There are a few supporting characters who were fun like the dancing coach. That guy had a lot of personality and he was also bold enough to side with the two characters when they broke away from Boris. These aren’t the kind of characters who just roll over so they did well in supporting each other. It made for a pretty interesting dynamic since after a while you can’t get rid of everyone.

The story was nice and strong for all of these scenes. Really where the story would get a bit weaker was when it was focusing on the actual ballet. Naturally there isn’t a whole lot of story in those moments as it’s just play after play. There were some good special effects during the dance but they do tend to drag on a bit compared to other dancing styles. It’s a huge focus in the film of course so that did limit how interesting it could be to an extent.

There isn’t a whole lot to talk about beyond that due to the simple nature of the plot. Keep in mind that the film itself is quite long at over two hours. So the execution was on point since you can easily describe the plot despite the movie being so long. This one isn’t about twists or turns as it’s just interested in telling the main plot of the movie. With the pacing and writing being good, at the very least that meant the film certainly wouldn’t be bad. The first half did beat the second though as it was fun seeing the original show go on as Julian realized what had happened and Boris insulting everyone as he made his way through the party. To his defense, it would be putting him on the spot to have to watch a live audition when he’s just trying to have a good time.

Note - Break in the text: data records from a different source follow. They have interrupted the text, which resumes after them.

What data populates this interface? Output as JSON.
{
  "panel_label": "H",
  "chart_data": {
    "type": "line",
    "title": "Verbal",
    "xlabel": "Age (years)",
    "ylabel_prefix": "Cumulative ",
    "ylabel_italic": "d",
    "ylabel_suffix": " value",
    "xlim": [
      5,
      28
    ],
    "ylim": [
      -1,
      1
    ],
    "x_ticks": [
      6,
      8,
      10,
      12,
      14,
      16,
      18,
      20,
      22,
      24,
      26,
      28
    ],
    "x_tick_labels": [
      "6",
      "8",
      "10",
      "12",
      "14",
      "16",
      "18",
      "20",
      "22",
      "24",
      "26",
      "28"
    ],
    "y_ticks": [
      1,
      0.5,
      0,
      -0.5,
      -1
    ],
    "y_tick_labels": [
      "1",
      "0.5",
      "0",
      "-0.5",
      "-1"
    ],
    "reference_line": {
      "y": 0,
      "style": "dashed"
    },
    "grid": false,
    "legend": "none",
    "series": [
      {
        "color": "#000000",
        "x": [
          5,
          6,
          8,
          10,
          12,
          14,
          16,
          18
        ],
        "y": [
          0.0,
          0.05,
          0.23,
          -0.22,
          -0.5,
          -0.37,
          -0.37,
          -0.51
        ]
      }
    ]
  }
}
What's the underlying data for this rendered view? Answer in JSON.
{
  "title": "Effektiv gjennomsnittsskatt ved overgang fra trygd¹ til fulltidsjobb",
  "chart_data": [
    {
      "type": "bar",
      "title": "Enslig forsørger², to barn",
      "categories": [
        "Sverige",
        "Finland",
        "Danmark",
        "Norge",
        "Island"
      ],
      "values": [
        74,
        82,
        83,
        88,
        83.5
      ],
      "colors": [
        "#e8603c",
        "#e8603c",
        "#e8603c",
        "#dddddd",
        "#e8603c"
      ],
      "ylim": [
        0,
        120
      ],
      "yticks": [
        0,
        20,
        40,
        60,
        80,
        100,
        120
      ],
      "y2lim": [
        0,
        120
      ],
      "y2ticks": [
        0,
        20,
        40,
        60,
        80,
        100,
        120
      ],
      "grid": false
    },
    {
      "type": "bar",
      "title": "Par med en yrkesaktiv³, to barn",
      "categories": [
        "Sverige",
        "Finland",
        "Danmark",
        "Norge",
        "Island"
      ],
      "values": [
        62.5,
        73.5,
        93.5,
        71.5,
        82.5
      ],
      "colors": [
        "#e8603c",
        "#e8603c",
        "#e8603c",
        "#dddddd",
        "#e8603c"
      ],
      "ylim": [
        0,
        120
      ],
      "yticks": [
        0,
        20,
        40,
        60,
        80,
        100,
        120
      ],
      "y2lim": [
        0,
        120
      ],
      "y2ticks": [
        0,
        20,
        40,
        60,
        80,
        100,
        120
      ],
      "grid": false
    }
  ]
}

Overall, The Red Shoes is a decent film. It reminds me a lot of the film where the opera conductor was fighting with his father over the ability to have a romance and still do your job. These films were very similar in that regard. It’s a bit hard to root for the characters here since they knew the risks of taking this job from Boris at the beginning. In general Boris was rather strict and cold but he did make his shows a success and seemed to have a good work ethic when it counted. He would help train his stars in a way that complemented their skills. If you want to watch a retro dancing film then this is the one to check out.

Overall 6/10

2 thoughts on “The Red Shoes Review

  1. Boris cracked me up to no end! Without his character, the movie would not have had the needed bite! For some reason I am reminded of J. Jonah Jamison from the original (best) trilogy.